Leonard’s work will include teaching children about the consequences of food choices. “We’re counting on those kids to make the right decisions to slow or stop or even reverse what we’re doing to our food system, our environment, and what we’re doing to our own bodies,” she says. “If kids grow up being aware of the connections, then the hope is they’ll make choices that help more than harm.”

The scholarship also supports doctoral student Carrie Russo, who is pursuing an interdisciplinary Ed.D. degree that combines nutrition and family and community education. Russo grew up in an Ohio suburb and remembers working in her backyard garden. Every summer her grandmother grew tomatoes and would line up a conventionally grown tomato, an organic tomato and one from her garden for the grandchildren to taste test. “You could always tell which one was hers,” Russo recalls. “They were delicious.”
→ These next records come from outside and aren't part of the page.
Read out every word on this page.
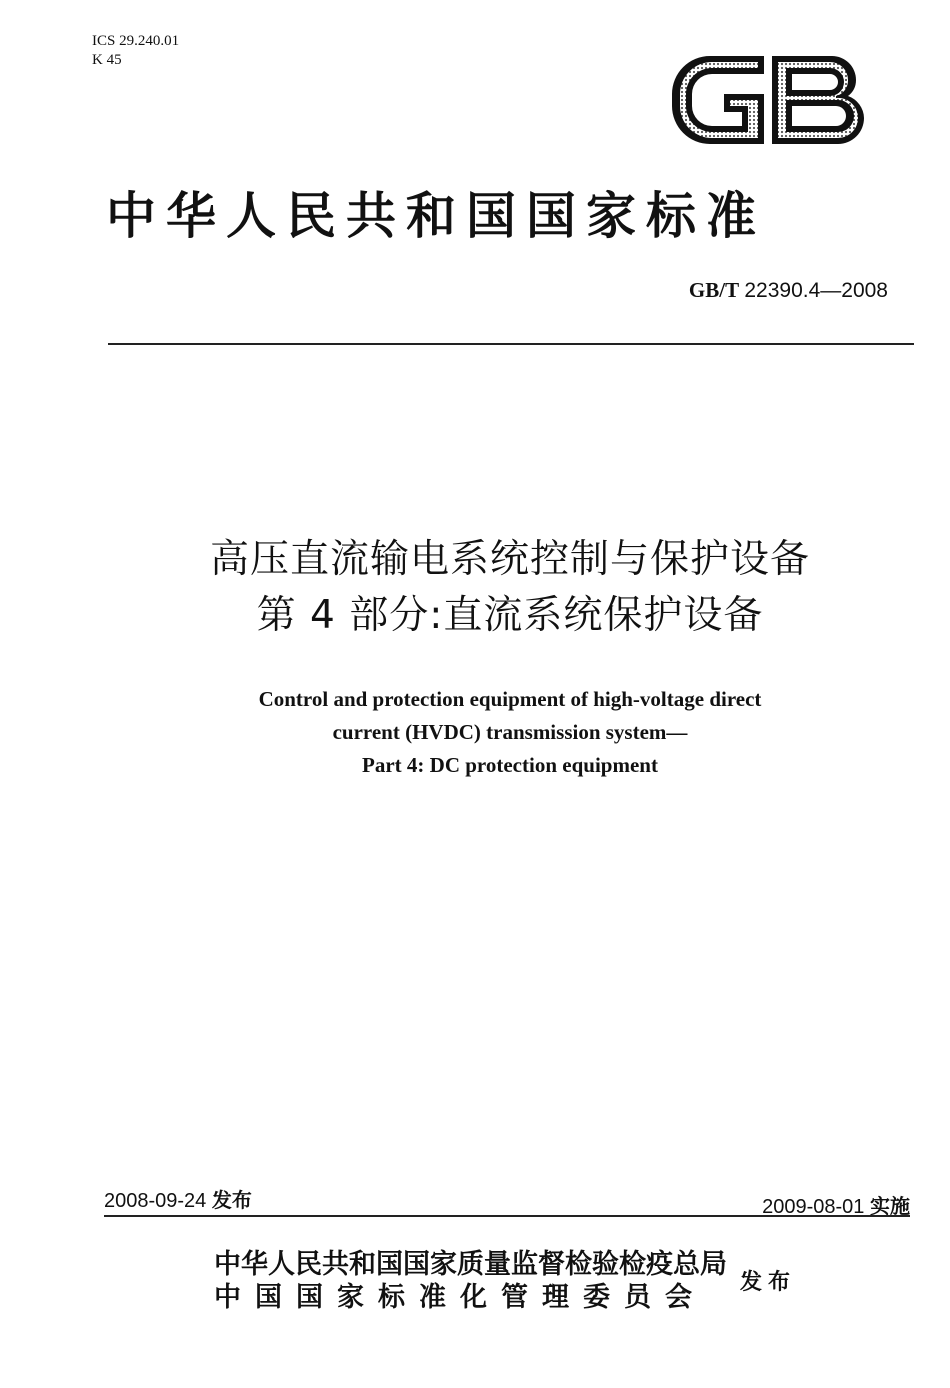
ICS 29.240.01
K 45
中华人民共和国国家标准
GB/T 22390.4—2008
高压直流输电系统控制与保护设备
第 4 部分:直流系统保护设备
Control and protection equipment of high-voltage direct
current (HVDC) transmission system—
Part 4: DC protection equipment
2008-09-24 发布	2009-08-01 实施
中华人民共和国国家质量监督检验检疫总局
中国国家标准化管理委员会	发布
“I think about how much my family influenced my ideas about food and nutrition,” says Russo, who volunteers with West Harlem Community Supported Agriculture. “How do you get families involved with farmers?” she asks. “How do you form a community around local, sustainable agriculture?”

Gussow’s Nutritional Ecology course has been a highlight of the students’ experiences at the College. “Everything is connected to food,” Russo says of Gussow’s influence on her work. “It’s critically important to develop a nutritional-ecology mind-set that looks beyond the current food system and to the future, to imagine new possibilities.”
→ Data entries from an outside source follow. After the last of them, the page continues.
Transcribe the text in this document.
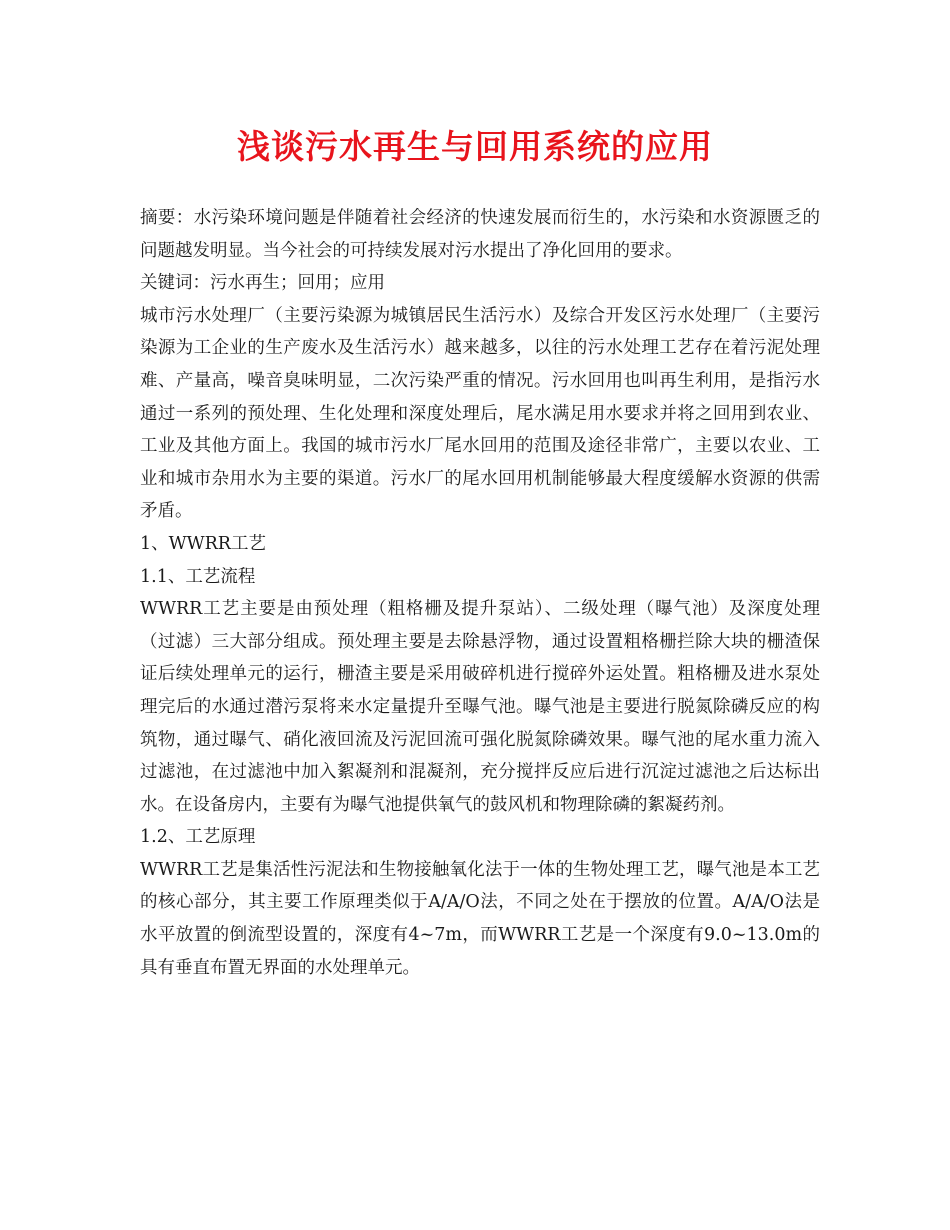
浅谈污水再生与回用系统的应用

摘要：水污染环境问题是伴随着社会经济的快速发展而衍生的，水污染和水资源匮乏的问题越发明显。当今社会的可持续发展对污水提出了净化回用的要求。

关键词：污水再生；回用；应用

城市污水处理厂（主要污染源为城镇居民生活污水）及综合开发区污水处理厂（主要污染源为工企业的生产废水及生活污水）越来越多，以往的污水处理工艺存在着污泥处理难、产量高，噪音臭味明显，二次污染严重的情况。污水回用也叫再生利用，是指污水通过一系列的预处理、生化处理和深度处理后，尾水满足用水要求并将之回用到农业、工业及其他方面上。我国的城市污水厂尾水回用的范围及途径非常广，主要以农业、工业和城市杂用水为主要的渠道。污水厂的尾水回用机制能够最大程度缓解水资源的供需矛盾。

1、WWRR工艺

1.1、工艺流程

WWRR工艺主要是由预处理（粗格栅及提升泵站）、二级处理（曝气池）及深度处理（过滤）三大部分组成。预处理主要是去除悬浮物，通过设置粗格栅拦除大块的栅渣保证后续处理单元的运行，栅渣主要是采用破碎机进行搅碎外运处置。粗格栅及进水泵处理完后的水通过潜污泵将来水定量提升至曝气池。曝气池是主要进行脱氮除磷反应的构筑物，通过曝气、硝化液回流及污泥回流可强化脱氮除磷效果。曝气池的尾水重力流入过滤池，在过滤池中加入絮凝剂和混凝剂，充分搅拌反应后进行沉淀过滤池之后达标出水。在设备房内，主要有为曝气池提供氧气的鼓风机和物理除磷的絮凝药剂。

1.2、工艺原理

WWRR工艺是集活性污泥法和生物接触氧化法于一体的生物处理工艺，曝气池是本工艺的核心部分，其主要工作原理类似于A/A/O法，不同之处在于摆放的位置。A/A/O法是水平放置的倒流型设置的，深度有4~7m，而WWRR工艺是一个深度有9.0~13.0m的具有垂直布置无界面的水处理单元。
Pamela Koch (Ed.D. ’00, M.Ed. ’98), Executive Director of the Tisch Center for Food, Education & Policy, has taught the course with Gussow for the last three years. Koch says whenever she speaks with alumni of the Nutrition Program it doesn’t take long for the course to come up. “‘Nutritional Ecology is where I learned to think,’” she says alumni tell her. “They say: ‘It changed how I live my life and the course of my career.’” Koch said the Nutritional Ecology Scholarship will “help Joan’s way of thinking live on through the work and research of our students.”